If you pay out-of-pocket for items or services that allow you to work — specialized equipment, certain medications, transportation costs related to your disability — those costs can be deducted before the SSA calculates whether your earnings meet SGA. This can meaningfully lower your effective earnings figure.

Subsidies and Special Conditions

If your employer is accommodating your disability in ways that inflate your apparent earnings — like giving you extra help, fewer responsibilities, or more time — the SSA may apply a subsidy to reduce the countable income amount.

How This Plays Out Across Different Situations

The same SGA number applies to everyone, but how it lands in practice varies considerably.

SituationHow SGA Applies
Just approved, not yet workingSGA doesn't affect you yet — but applies going forward
Working part-time below SGABenefits continue; SSA may still monitor
In Trial Work PeriodBenefits continue regardless of earnings for up to 9 months
Earning above SGA after TWP endsBenefits stop that month; EPE may still protect you
Self-employedMore complex analysis; hours and services factor in
Blind SSDI recipientHigher SGA threshold applies ($2,700/month in 2025)

SGA and the Initial Application

SGA matters even before you're approved.
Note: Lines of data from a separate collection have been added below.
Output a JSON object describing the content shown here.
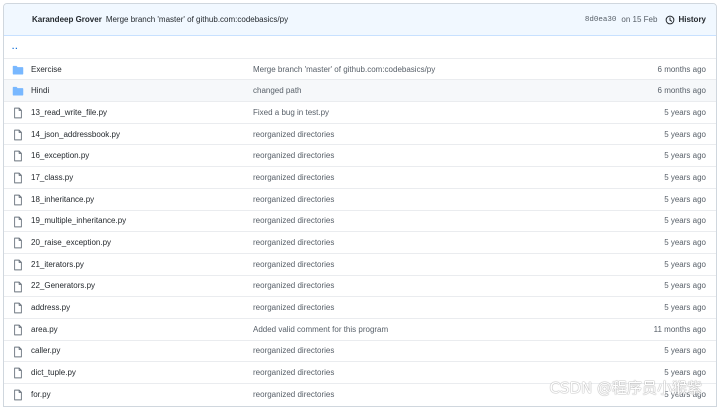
{
  "commit_bar": {
    "author": "Karandeep Grover",
    "message": "Merge branch 'master' of github.com:codebasics/py",
    "sha": "8d0ea30",
    "date": "on 15 Feb",
    "history_label": "History"
  },
  "parent_dir": "..",
  "files": [
    {
      "type": "dir",
      "name": "Exercise",
      "message": "Merge branch 'master' of github.com:codebasics/py",
      "age": "6 months ago"
    },
    {
      "type": "dir",
      "name": "Hindi",
      "message": "changed path",
      "age": "6 months ago"
    },
    {
      "type": "file",
      "name": "13_read_write_file.py",
      "message": "Fixed a bug in test.py",
      "age": "5 years ago"
    },
    {
      "type": "file",
      "name": "14_json_addressbook.py",
      "message": "reorganized directories",
      "age": "5 years ago"
    },
    {
      "type": "file",
      "name": "16_exception.py",
      "message": "reorganized directories",
      "age": "5 years ago"
    },
    {
      "type": "file",
      "name": "17_class.py",
      "message": "reorganized directories",
      "age": "5 years ago"
    },
    {
      "type": "file",
      "name": "18_inheritance.py",
      "message": "reorganized directories",
      "age": "5 years ago"
    },
    {
      "type": "file",
      "name": "19_multiple_inheritance.py",
      "message": "reorganized directories",
      "age": "5 years ago"
    },
    {
      "type": "file",
      "name": "20_raise_exception.py",
      "message": "reorganized directories",
      "age": "5 years ago"
    },
    {
      "type": "file",
      "name": "21_iterators.py",
      "message": "reorganized directories",
      "age": "5 years ago"
    },
    {
      "type": "file",
      "name": "22_Generators.py",
      "message": "reorganized directories",
      "age": "5 years ago"
    },
    {
      "type": "file",
      "name": "address.py",
      "message": "reorganized directories",
      "age": "5 years ago"
    },
    {
      "type": "file",
      "name": "area.py",
      "message": "Added valid comment for this program",
      "age": "11 months ago"
    },
    {
      "type": "file",
      "name": "caller.py",
      "message": "reorganized directories",
      "age": "5 years ago"
    },
    {
      "type": "file",
      "name": "dict_tuple.py",
      "message": "reorganized directories",
      "age": "5 years ago"
    },
    {
      "type": "file",
      "name": "for.py",
      "message": "reorganized directories",
      "age": "5 years ago"
    }
  ],
  "watermark": "CSDN @程序员小猴紫",
  "colors": {
    "folder": "#79b8ff",
    "link": "#0366d6",
    "muted": "#586069"
  }
}
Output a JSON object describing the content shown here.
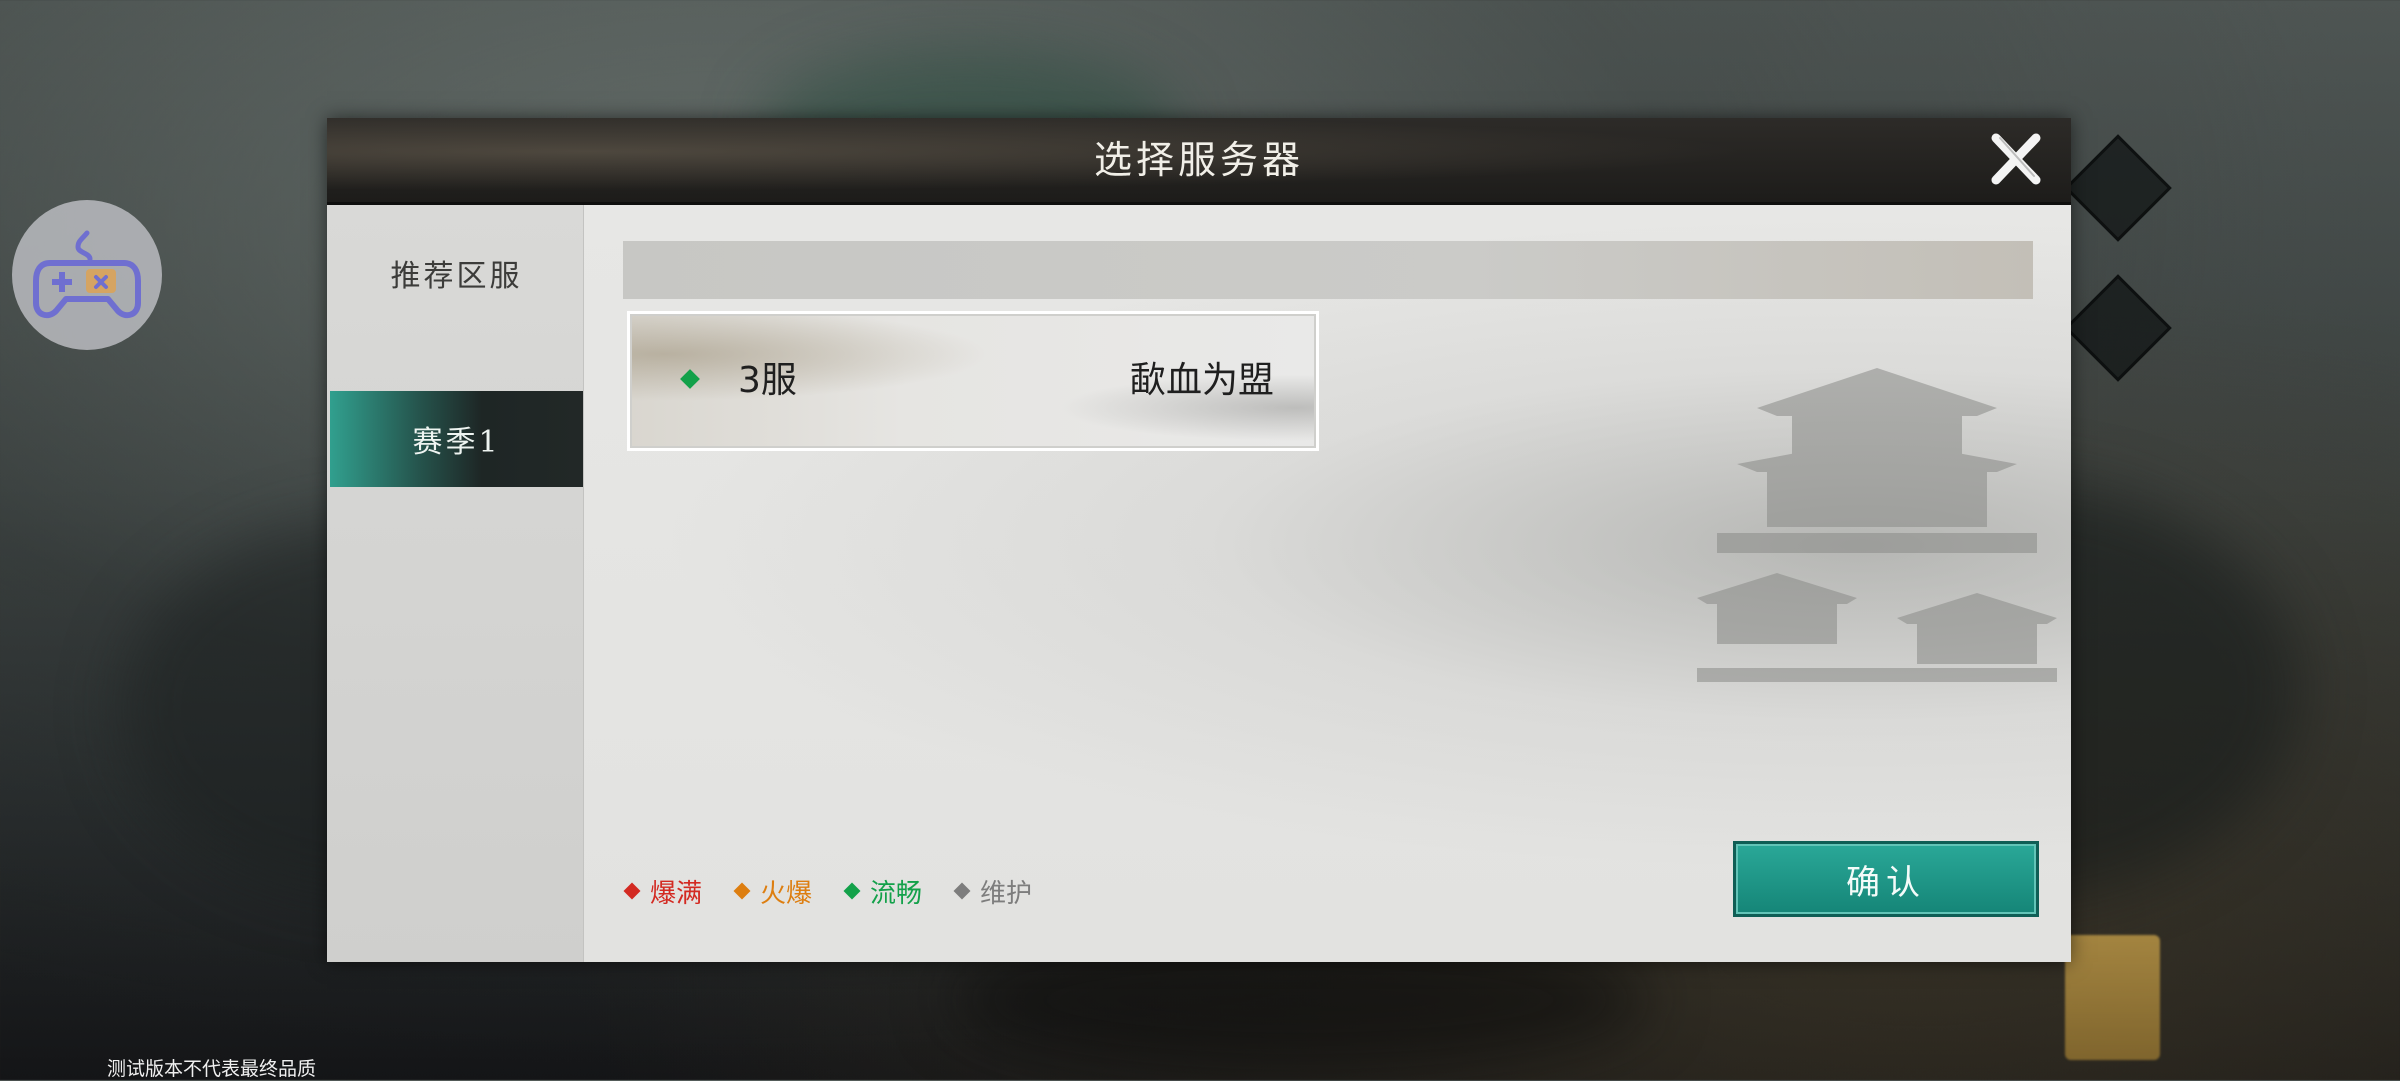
{
  "dialog": {
    "title": "选择服务器",
    "close_icon": "close-icon"
  },
  "sidebar": {
    "items": [
      {
        "label": "推荐区服",
        "selected": false
      },
      {
        "label": "赛季1",
        "selected": true
      }
    ]
  },
  "servers": [
    {
      "status": "流畅",
      "status_color": "#13a14a",
      "name": "3服",
      "guild": "歃血为盟"
    }
  ],
  "legend": [
    {
      "label": "爆满",
      "color": "#d32a22"
    },
    {
      "label": "火爆",
      "color": "#dd7e10"
    },
    {
      "label": "流畅",
      "color": "#13a14a"
    },
    {
      "label": "维护",
      "color": "#7d7d7d"
    }
  ],
  "confirm_label": "确认",
  "watermark": "测试版本不代表最终品质",
  "colors": {
    "accent_teal": "#1f9a8b",
    "header_dark": "#1d1c1a"
  }
}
During the application process, the SSA will look at your work activity around and after your alleged onset date. If you were working above SGA when you claimed your disability began, that complicates your case. If you're currently working above SGA while your application is pending, the SSA will typically deny your claim at the first step of the five-step evaluation — regardless of how severe your condition is.

This is why understanding SGA matters at every stage, not just after approval.

The Variable That Changes Everything

The SGA threshold is a fixed number — but whether it affects your benefits depends on factors that aren't fixed at all: your specific work history, whether you've used your trial work months, how long you've been receiving SSDI, how the SSA characterizes your self-employment, and whether any IRWEs apply to your situation.

Two people earning the same monthly amount can face entirely different outcomes depending on where they are in the benefit timeline, what accommodations their employer provides, and how the SSA calculates their countable income.

The threshold is public. What it means for your specific case isn't something a general guide can answer.